My head had been hurting on and off for a while after spending too many hours squinting at this tiny netbook, doing optimistic, potentially work-related things. So I decided to give it a break and take some fresh air.
The final day of this bank holiday has been dreary, overcast, gloomy and faintly deathly. It's been an ending sort of day.
Took a bucket of coffee at one of the chain outlets which dot my London burb, then found a table. The first I came to was directly beneath a bland music-pumping speaker and I wanted to listen to my own bland music (Joshua Radin) and read my book (Little Children by Tom Perrotta: my author find of the year). Break from potentially work related things entirely, just for a while.
So I moved to the back of the room, near the kitchen door, right in the corner. I placed my bucket of coffee, its saucer and small pot of milk onto the table, then landed on the chair.
Suddenly there was nowhere for my not insignificantly long legs to go.

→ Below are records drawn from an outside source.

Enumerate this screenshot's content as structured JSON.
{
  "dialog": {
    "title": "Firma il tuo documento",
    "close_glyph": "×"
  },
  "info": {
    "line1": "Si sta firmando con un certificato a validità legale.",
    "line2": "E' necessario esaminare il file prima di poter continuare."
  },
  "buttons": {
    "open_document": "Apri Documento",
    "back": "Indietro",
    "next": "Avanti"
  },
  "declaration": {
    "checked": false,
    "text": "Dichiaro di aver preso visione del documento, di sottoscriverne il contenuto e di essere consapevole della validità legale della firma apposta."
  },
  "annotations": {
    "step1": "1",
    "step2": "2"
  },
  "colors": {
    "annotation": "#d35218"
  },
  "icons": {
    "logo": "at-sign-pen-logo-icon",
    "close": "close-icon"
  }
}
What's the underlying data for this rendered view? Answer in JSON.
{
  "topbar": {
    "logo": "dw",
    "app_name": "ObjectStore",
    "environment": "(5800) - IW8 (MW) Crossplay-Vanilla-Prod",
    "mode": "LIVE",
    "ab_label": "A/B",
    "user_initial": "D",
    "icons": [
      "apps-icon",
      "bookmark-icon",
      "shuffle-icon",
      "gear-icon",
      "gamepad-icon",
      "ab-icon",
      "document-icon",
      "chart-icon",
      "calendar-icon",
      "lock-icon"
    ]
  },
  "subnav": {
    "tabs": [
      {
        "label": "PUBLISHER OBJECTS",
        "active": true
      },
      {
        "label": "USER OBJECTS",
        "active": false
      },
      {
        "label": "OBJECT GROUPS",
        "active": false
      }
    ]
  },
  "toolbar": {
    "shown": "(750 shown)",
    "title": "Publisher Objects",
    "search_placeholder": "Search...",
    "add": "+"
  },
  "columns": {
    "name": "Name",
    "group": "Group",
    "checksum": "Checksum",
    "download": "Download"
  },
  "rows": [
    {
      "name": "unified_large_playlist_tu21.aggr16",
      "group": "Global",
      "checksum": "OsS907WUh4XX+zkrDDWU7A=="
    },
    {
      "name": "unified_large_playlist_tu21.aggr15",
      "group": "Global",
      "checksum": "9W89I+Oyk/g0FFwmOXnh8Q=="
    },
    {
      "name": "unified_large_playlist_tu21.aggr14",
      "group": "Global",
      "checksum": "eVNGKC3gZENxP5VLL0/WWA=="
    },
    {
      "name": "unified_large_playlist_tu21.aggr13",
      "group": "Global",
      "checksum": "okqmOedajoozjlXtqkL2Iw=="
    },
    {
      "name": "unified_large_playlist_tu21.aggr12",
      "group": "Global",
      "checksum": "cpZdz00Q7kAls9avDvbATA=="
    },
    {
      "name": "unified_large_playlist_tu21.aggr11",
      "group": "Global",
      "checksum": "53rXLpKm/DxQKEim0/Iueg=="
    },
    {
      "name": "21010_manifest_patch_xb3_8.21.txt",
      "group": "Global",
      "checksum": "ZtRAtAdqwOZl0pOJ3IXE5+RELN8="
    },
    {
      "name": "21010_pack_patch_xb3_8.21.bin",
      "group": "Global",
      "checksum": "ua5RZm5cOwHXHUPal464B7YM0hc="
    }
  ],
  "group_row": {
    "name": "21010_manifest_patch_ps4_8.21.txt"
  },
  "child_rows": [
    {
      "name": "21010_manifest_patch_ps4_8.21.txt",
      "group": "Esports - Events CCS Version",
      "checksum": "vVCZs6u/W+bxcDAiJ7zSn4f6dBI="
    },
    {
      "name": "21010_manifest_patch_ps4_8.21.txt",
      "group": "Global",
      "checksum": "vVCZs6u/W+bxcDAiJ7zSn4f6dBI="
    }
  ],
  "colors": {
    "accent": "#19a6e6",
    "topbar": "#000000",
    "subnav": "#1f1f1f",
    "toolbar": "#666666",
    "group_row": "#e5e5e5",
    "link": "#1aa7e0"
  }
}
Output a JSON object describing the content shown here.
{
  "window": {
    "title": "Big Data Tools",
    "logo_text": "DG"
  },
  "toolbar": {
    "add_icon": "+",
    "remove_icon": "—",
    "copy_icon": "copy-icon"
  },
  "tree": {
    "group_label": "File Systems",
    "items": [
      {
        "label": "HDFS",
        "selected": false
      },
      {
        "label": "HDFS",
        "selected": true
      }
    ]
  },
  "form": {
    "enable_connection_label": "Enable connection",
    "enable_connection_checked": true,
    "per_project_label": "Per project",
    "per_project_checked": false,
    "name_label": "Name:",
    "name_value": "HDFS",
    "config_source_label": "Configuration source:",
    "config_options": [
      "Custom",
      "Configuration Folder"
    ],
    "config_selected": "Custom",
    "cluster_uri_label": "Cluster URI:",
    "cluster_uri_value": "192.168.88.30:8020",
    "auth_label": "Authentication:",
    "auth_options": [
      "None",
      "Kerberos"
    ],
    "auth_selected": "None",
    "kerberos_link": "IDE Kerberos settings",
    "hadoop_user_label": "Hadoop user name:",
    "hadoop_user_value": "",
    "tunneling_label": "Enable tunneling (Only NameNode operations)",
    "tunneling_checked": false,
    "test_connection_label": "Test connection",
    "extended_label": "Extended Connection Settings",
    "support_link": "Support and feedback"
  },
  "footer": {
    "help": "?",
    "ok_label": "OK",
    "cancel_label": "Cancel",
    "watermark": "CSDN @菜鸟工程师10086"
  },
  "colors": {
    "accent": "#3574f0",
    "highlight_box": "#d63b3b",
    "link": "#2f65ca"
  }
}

They clashed with the underside table rung and rocked the whole apparently unsteady table, causing my mug to wobble and various liquids to slop across the table surface.
Maddeningly furious, I struggled to contain an embarrassingly audible growl and wriggled in my chair. Literally no space. Who the fuck thought... AND a this table!... which teetered as I pushed it, attempting to give my legs some space.
For a brief moment this was symbolic of everything. My tendency to extend such frustrations and apply them more widely to my woefully unfulfilled life took hold.
Sitting down to a structurally unknown coffee shop table was a bit like deciding to try and be a self employed freelance. It might be secure and normal, steady and solid. Or there could be an unpredictable flaw somewhere which would tilt everything unmanageably. If you're able to correct it, cope and manage, it might work. If it's unbearable and makes you too nervously uncomfortable to sit it out, you won't.
But you'll only find out by sitting down.
I eventually righted the table adequately to maintain my position and enjoyed a most pleasant half hour in the company of Joshua and Tom. Needless to say, that can't be extended to mean anything at all though.